Senate Bill 352 requires informed consent prior to a medically necessary abortion being performed. Informed consent means that the patients that are seeking an abortion must be informed of things like associated medical risks, the probable gestational age, and that perinatal hospital services are available before they decide to go through with the abortion. Some of the information doctors are required to present is on the Department of Health’s website. 

Those opposed to the bill say that the bill requires doctors to present patients with scientifically inaccurate propaganda. 

Rucker said this bill ensures that the patient has all the information that they need to make the decision to have a abortion. 

“This is a decision. We’re affecting life and death,” Rucker said. “It is a decision that will impact a woman’s life after the decision is made- whatever decision is made. So I think it is only the right thing to do that she has all the information available.”

Sen. Mike Caputo, D-Marion, voted against the bill and read a letter on the Senate floor Wednesday from a physician who urged him to do so. 

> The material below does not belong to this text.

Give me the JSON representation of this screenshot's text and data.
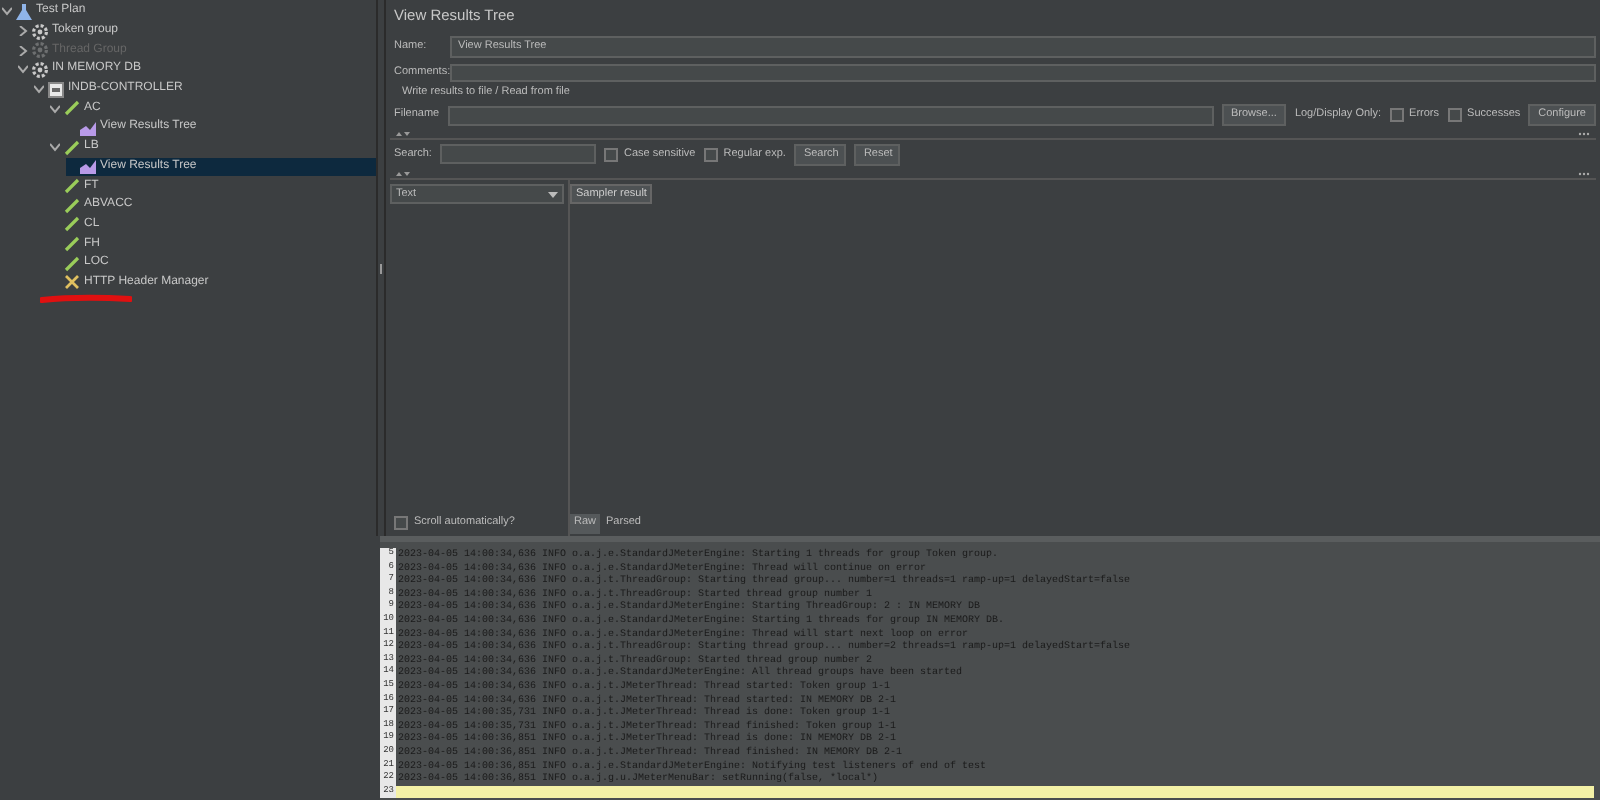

“I am horrified to learn that the Senate is attacking reproductive health care yet again by advancing Senate Bill 352,” Caputo read. “Banning abortion was not enough. Now lawmakers want to go after the very narrow exceptions afforded in the ban by further demeaning and degrading providers and patients who are deserving of respect and compassion. Enough is enough.”

The physician asked Caputo to try and stop the bill.

“It is dangerous, and far outside the mainstream of medicine,” Caputo read. “Organizations representing 1000s of clinic clinicians, including the American College of Obstetricians and Gynecologists and the American College of Nurse Midwives and the Society for Maternal Fetal Medicine have strongly opposed bills that place lawmakers in the position of interfering with how health care is provided to push a political agenda. ”

Senate Bill 620

Last year the legislature passed a bill that funded the mothers and babies pregnancy support program.

The grants under this program are for anti-abortion pregnancy centers, maternity homes, adoption agencies and “life-affirming social service organizations.”

Rucker’s other bill, Senate Bill 620, adds flexibility to the ways in which that funding can be used.